Vom Pütt zur UNO in New York

Heinrich Wieschhof (hinten links) bei einer Sitzung des UN-Sicherheitsrates im Juli 1960. Foto © UN

Die tragische Karriere des Heinrich Wieschhoff

Sein Lebensweg führte ihn von Altenbögge und der Schachtanlage Königsborn III/IV über eine wissenschaftliche Laufbahn schließlich in den diplomatischen Dienst der Vereinten Nationen. Dort stieg er zu einem der ranghöchsten Beamten auf und wurde zum wichtigsten Berater von Generalsekretär Dag Hammarskjöld. Auf dem Flug zu einem Treffen zur Beilegung des Kongo-Konfliktes zerschellte das Flugzeug der UNO-Delegation mit Hammarskjöld und Wieschhoff wenige Kilometer vor der Landung am Boden. Bis heute blieb die Ursache des Absturzes ungeklärt und mysteriös.

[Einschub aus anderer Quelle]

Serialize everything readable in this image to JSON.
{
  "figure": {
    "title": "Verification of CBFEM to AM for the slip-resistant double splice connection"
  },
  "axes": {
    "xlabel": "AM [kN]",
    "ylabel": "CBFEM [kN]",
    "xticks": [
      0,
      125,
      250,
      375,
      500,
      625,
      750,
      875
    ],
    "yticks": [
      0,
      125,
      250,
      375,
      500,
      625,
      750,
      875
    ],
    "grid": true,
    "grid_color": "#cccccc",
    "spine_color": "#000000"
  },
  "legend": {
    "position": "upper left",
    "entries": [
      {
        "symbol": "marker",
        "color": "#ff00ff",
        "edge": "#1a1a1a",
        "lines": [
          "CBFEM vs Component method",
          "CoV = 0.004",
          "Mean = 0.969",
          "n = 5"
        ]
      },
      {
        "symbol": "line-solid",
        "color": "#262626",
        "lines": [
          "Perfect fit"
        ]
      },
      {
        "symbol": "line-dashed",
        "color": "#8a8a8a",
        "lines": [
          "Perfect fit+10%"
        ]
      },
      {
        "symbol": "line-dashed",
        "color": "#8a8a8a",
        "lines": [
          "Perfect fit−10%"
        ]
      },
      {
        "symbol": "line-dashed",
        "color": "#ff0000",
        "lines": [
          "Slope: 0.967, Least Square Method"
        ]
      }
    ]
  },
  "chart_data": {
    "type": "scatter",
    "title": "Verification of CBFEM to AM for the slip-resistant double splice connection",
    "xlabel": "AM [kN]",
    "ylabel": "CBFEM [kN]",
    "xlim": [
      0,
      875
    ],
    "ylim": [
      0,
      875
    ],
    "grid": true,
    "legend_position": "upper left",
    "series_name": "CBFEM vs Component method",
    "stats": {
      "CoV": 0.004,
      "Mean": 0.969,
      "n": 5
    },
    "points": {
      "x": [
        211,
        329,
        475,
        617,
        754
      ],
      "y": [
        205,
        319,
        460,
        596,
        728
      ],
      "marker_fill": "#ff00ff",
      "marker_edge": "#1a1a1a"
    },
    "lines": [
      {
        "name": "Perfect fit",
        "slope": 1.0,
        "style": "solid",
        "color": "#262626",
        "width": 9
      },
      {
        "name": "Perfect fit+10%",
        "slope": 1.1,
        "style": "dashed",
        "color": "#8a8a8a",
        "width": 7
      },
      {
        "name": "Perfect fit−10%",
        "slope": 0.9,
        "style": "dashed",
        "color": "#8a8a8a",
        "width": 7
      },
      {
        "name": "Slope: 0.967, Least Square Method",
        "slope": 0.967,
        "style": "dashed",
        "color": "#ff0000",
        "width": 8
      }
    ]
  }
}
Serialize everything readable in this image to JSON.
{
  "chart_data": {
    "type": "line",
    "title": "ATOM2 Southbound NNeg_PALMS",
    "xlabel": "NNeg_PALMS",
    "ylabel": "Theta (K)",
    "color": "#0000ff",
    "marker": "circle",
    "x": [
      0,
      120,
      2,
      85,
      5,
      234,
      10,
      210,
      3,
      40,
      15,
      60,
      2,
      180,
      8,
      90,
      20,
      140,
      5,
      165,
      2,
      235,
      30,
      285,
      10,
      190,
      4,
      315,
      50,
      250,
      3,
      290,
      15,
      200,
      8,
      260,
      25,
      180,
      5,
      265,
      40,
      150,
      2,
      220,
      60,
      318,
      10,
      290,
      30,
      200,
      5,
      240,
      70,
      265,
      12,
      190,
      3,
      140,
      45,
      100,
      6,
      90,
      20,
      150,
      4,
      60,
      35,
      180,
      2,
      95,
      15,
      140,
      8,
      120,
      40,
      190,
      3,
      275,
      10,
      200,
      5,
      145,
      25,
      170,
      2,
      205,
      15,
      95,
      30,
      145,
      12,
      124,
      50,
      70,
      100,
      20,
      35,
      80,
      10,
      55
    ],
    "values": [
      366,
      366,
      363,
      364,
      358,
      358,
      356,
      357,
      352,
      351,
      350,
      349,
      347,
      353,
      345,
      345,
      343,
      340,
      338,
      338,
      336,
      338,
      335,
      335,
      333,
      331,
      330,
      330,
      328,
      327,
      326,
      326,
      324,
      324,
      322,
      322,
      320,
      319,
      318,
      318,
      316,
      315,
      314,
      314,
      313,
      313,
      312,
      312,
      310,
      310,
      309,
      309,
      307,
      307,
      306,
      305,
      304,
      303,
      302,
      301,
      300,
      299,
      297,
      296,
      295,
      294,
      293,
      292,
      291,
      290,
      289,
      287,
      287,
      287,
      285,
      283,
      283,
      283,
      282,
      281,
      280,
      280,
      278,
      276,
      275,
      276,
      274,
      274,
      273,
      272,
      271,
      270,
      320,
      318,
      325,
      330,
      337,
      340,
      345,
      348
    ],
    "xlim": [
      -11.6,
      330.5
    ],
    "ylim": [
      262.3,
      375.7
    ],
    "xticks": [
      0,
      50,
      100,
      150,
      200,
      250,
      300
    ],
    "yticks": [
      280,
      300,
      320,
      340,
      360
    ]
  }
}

Die Familie Wieschhoff ließ sich im Jahre 1910 in Altenbögge nieder; dazu hatten sie das Haus in der Bahnhofstraße 44 erworben. Sohn Heinrich Albert, der am 1. August 1906 in Hagen zur Welt gekommen war, besuchte zunächst die Volksschule des Ortes und wechselte dann auf das Pestalozzi-Gymnasium in Unna. Der Erste Weltkrieg brachte einen schweren Schicksalsschlag für die Familie: Der Vater wurde zum Militär eingezogen und fiel 1917 in Rumänien. Um die Versorgung der Familie zu sichern, heiratete die Mutter den kinderlosen Witwer Heinrich Standop.

Der Lebensweg von Heinrich Albert schien nun vorgezeichnet: Er beendete die Schule mit der Mittleren Reife, anschließend folgte in Hamm eine Lehre als Elektriker. Er wollte Ingenieur werden. Die Möglichkeit dazu eröffnete ihm die Schachtanlage Königsborn III/IV in Altenbögge, wo er Untertage begann. Doch ein schwerer Betriebsunfall beendete diese Berufslaufbahn. Nach einem mehrmonatigen Krankenhausaufenthalt entschloss sich der junge Mann, an das Gymnasium in Unna zurück zu kehren; 1928 legte er die Reifeprüfung ab.

Über den erfolgreichen Abschluss hinaus wurde diese Zeit zu einem Wendepunkt für sein weiteres Leben: Einer seiner Lehrer weckte in ihm das Interesse für fremde Völker und Kulturen, besonders für die des afrikanischen Kontinents. Wieschhoff kam in Kontakt zu einem der führenden Afrikaforscher, Prof. Leo Frobenius in Frankfurt und begann dort das Studium der Völkerkunde.

Der junge Forscher ging in dem Fach geradezu auf, begleitete Frobenius auf dessen Exkursionen des schwarzen Kontinents und erlernte dabei eine Reihe von Stammesdialekten. 1933 schloss er seine akademischen Lehrjahre mit der Promotion ab.

Heinrich Wieschhoff auf der Überfahrt nach Südafrika 1928. (© Frobenius-Institut, Frankfurt, FoA 09-10006.)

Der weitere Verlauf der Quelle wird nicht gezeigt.